You can get from Leipzig to Dresden by train in as little as 65 minutes, so I'd collapse those two cities into a single 4-night (or 3-night?) stop if research showed that one day would be sufficient for one of them.

I'm hitting a lot of the same places myself this year, and I, too, am uncertain about Cesky Krumlov.

Posted by
1878 posts

My wife and I just got back from a 15 night Gdansk-Krakow-Goerlitz-Dreden-Berlin itinerary less than a week ago, and I spent a lot of time researching the transit before experiencing it.

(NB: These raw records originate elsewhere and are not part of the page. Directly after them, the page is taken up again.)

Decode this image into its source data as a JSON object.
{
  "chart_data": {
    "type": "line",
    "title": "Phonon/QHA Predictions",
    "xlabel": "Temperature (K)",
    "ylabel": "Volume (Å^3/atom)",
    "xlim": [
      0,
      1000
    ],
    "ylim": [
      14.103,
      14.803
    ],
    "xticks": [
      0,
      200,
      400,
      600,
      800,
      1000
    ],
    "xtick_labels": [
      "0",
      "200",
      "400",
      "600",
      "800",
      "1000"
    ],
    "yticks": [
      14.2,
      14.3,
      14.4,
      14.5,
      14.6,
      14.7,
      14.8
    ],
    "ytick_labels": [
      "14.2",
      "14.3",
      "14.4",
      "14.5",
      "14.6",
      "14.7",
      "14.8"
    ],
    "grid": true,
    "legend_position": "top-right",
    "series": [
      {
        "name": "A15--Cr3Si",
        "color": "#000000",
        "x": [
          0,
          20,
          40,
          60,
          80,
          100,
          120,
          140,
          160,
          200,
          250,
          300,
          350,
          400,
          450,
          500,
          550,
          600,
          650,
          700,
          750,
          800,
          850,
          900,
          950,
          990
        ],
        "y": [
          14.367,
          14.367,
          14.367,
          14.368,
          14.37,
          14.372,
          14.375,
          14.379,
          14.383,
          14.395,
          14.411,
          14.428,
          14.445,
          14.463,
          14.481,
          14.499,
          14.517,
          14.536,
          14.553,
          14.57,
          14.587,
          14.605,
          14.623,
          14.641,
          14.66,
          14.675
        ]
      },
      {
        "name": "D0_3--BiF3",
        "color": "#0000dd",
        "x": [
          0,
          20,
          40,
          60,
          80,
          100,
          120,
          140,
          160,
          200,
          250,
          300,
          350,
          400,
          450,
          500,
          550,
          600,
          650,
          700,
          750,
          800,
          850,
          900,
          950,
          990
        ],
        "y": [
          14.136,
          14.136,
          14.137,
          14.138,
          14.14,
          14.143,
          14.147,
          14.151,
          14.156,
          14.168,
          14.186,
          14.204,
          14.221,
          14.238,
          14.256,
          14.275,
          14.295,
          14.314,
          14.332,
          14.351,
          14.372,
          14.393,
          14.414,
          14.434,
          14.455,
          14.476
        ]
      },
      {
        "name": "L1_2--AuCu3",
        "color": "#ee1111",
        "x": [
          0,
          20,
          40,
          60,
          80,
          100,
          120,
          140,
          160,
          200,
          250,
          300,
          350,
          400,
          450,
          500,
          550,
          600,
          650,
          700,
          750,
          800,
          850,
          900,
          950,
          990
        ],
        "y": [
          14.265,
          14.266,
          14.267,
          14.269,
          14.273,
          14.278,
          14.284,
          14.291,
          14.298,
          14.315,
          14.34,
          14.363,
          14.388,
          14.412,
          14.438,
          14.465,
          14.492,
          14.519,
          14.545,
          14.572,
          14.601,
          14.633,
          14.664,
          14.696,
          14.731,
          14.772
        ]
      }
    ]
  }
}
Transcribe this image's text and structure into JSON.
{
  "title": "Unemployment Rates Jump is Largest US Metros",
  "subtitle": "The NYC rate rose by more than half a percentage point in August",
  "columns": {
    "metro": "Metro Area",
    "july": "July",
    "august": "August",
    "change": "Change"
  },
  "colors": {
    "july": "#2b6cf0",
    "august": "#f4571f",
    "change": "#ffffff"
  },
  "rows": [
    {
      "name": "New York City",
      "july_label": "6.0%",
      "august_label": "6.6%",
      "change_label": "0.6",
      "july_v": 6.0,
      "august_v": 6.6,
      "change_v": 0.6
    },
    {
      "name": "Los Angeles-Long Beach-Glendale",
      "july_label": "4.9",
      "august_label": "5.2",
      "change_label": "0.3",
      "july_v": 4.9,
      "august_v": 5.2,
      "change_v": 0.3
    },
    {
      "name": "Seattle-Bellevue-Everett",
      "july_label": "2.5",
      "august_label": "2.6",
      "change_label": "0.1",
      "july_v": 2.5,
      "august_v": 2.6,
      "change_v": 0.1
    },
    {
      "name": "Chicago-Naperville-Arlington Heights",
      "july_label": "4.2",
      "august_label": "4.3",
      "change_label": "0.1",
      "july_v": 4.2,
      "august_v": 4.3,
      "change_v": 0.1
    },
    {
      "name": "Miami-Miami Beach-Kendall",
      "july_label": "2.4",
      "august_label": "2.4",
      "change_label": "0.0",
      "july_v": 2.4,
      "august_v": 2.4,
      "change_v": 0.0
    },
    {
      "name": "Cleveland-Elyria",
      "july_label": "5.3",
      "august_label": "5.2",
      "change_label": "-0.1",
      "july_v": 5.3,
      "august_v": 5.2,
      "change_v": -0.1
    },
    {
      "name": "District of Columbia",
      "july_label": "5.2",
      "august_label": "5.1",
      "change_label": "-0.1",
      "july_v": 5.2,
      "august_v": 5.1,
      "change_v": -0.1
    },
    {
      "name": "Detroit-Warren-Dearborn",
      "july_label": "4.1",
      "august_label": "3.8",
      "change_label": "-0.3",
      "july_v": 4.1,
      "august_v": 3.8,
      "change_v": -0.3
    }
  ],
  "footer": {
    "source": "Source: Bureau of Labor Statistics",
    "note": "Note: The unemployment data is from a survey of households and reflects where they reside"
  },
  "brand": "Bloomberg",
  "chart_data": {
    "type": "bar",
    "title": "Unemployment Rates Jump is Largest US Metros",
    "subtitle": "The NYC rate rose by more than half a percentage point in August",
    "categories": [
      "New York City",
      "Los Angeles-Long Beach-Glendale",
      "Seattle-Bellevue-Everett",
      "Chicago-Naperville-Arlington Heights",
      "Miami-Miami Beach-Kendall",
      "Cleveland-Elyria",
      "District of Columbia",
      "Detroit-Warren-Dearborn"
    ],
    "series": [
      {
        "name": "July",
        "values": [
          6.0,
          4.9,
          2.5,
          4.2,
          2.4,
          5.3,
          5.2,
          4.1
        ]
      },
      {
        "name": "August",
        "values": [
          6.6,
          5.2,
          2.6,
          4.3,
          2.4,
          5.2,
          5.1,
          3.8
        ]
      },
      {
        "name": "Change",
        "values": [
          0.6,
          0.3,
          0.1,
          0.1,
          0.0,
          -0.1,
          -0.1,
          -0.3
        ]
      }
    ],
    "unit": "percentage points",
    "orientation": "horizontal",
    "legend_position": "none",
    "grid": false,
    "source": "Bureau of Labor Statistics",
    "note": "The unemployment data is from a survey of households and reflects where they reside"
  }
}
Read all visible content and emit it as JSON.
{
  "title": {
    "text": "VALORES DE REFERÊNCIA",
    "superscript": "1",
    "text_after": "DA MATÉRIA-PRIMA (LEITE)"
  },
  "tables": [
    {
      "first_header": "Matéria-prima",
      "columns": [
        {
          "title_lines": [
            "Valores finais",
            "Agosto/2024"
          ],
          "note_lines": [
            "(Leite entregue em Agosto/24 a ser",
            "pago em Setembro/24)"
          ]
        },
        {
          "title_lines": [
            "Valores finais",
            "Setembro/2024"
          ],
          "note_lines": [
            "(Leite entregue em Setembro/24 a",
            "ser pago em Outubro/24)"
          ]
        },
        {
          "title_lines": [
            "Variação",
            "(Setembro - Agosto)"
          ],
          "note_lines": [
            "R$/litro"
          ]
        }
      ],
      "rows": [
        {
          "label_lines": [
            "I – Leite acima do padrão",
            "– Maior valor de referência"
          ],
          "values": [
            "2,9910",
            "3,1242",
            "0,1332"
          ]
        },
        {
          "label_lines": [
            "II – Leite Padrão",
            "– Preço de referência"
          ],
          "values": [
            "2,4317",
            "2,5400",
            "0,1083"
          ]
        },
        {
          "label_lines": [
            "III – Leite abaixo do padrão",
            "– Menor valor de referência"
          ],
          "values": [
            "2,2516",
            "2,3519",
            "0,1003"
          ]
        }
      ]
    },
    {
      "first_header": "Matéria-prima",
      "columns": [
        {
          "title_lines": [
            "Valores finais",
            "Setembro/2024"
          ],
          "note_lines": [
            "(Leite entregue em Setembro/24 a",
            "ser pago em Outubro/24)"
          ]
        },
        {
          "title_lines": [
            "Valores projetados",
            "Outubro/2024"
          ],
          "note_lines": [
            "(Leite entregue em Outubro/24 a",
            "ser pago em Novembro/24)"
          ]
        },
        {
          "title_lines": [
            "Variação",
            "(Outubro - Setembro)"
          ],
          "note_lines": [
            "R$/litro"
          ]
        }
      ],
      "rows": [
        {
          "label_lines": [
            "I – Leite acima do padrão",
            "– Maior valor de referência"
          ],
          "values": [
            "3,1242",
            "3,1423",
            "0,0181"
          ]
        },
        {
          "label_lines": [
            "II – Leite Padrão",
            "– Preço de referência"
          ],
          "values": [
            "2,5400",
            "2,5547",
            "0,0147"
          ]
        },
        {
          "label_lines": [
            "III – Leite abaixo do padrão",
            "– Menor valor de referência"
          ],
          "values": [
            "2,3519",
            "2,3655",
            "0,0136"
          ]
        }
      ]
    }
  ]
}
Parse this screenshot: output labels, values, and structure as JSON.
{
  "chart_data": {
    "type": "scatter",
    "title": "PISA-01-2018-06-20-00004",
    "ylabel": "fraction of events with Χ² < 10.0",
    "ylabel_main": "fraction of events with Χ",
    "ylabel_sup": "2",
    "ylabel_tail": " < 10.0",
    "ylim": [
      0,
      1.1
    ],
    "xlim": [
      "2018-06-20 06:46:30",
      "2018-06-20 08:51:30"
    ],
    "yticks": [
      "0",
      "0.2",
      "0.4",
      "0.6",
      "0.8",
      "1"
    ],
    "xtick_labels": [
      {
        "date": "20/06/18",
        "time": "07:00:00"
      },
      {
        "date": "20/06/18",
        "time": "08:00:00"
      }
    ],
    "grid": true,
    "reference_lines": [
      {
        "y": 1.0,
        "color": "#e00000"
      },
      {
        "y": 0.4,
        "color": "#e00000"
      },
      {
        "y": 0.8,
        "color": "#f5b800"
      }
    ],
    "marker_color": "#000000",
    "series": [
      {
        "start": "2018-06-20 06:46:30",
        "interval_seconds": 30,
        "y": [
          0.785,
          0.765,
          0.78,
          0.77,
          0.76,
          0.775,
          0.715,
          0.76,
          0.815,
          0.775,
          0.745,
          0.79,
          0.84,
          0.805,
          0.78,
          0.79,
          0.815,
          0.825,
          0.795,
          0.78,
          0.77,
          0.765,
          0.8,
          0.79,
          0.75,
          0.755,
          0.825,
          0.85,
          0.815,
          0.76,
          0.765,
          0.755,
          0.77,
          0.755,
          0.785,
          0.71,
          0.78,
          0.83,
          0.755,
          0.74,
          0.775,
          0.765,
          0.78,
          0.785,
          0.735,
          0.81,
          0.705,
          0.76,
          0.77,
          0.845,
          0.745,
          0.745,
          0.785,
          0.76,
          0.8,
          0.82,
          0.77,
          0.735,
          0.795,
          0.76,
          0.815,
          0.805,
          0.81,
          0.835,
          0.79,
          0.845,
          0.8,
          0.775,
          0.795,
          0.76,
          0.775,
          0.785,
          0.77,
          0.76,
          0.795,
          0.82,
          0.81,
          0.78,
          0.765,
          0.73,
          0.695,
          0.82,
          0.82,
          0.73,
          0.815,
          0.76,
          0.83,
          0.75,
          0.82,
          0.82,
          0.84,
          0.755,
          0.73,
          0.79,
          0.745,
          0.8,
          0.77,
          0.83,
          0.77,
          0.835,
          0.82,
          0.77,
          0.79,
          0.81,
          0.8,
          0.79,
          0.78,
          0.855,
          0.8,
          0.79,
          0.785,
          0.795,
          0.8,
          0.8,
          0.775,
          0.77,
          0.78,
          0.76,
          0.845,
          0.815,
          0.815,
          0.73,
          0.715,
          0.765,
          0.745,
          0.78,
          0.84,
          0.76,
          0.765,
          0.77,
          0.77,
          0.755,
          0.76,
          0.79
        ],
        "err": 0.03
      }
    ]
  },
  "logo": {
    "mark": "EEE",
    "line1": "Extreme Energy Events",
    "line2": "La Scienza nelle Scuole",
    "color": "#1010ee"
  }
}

  1. This looks like three or four weeks to me.
  2. Mostly train, but bus between Krakow and Wroclaw. The train tracks are being worked on in Krakow and we found that train schedule were not convenient for what we wanted to do (which was leave Krakow early and stop in Wroclaw for a few hours, then continue on to Goerlitz). So we took the bus for the first part, from Krakow to Wroclaw. The 5.5 hour train from Gdansk to Krakow was fine, with a stop in Warsaw for a couple of days it will be even more manageable for you. If I were stopping in Warsaw I might consider adding Torun. We did not go there but it looks beautiful and was not destroyed in the war. Prague looks like an outlier, you might want to consider a flight for that one. Flibxus might make sense from Prague to Wroclaw. Be aware the leg room on the buses is not good, worse than an economy airline seat and even for me who has short legs, got a little claustrophobic. They say it's worth it to pay for first class train tickets in Poland. We paid 50% more for first class on the Gdansk to Krakow leg and I'm not so sure it was worth it. The four across seats did not look so bad to me; first class is three across.
  3. Wroclaw was a good stop but I am not sorry we did not spend a couple of nights there. A few hours was fine. I might consider adding Goerlitz even though it's a smaller town. We really enjoyed the town. We stopped for a few hours in Bautzen on the way from Goerlitz to Dresden, it was nice enough but entirely skipable.
  4. May is busy, we found the cities mobbed by locals due to holidays. This means the streets and squares could be overwhelmed, the actual sights like museums not so much. Malbork Castle outside of Gdansk was absolutely a zoo on May 1, holiday of course. Likewise the main square in Krakow for our entire stay May 2-6. We found it to be quite warm even in Gdansk at the end of April it was in the low seventies for afternoon high temperatures. Maybe even mid-seventies. That's about ten degrees warmer than usual, and a little warmer than I would have liked. I never touched the turtle neck or fuzzy vest that I brought, a sweatshirt was more than enough for even the chilliest evening (your mileage may vary)..

Additionally:
What worked for us was moving from place to place in the later afternoon/early evening. You might prefer to be up and at 'em early but we don't like to rush for an early train. (Exception was Krakow to Wroclaw where we did catch the early bus). So we ended up with four nights, three full days in Berlin and that was pushing it to get everything done that we wanted to visit. Two nights in Dresden, arriving in the evening and leaving late afternoon on the third day was also pushing it. Dresden and Berlin are both big museum cities so back to back that got a little exhausting. Four nights, three full days in Krakow was likewise tight because we did day tours to Auschwitz and the salt mine both. The latter stays open late and a good way to do it is to take a tour around 4 p.m. so you don't spend the better part of a day on it. Likewise you can get an Auschwitz tour that leaves at noon.

Posted by
1901 posts

Thank you acraven and vftravels. Your input is really helpful. Lots still to think about.

Posted by
15777 posts

Consider that you use about 1/2 day on average each time you change locations. If you want 3 days in a city, plan on 4 nights. Also take into account that you're likely to need some "orientation" time at each new place, that can be stressful. Try to include one "down" day every 7-10 days, a day to relax, smell the roses, do laundry and shopping . . .

For Jewish heritage, southern Germany is much more interesting than northern Germany: Frankfurt, Mainz, Speyer, Worms.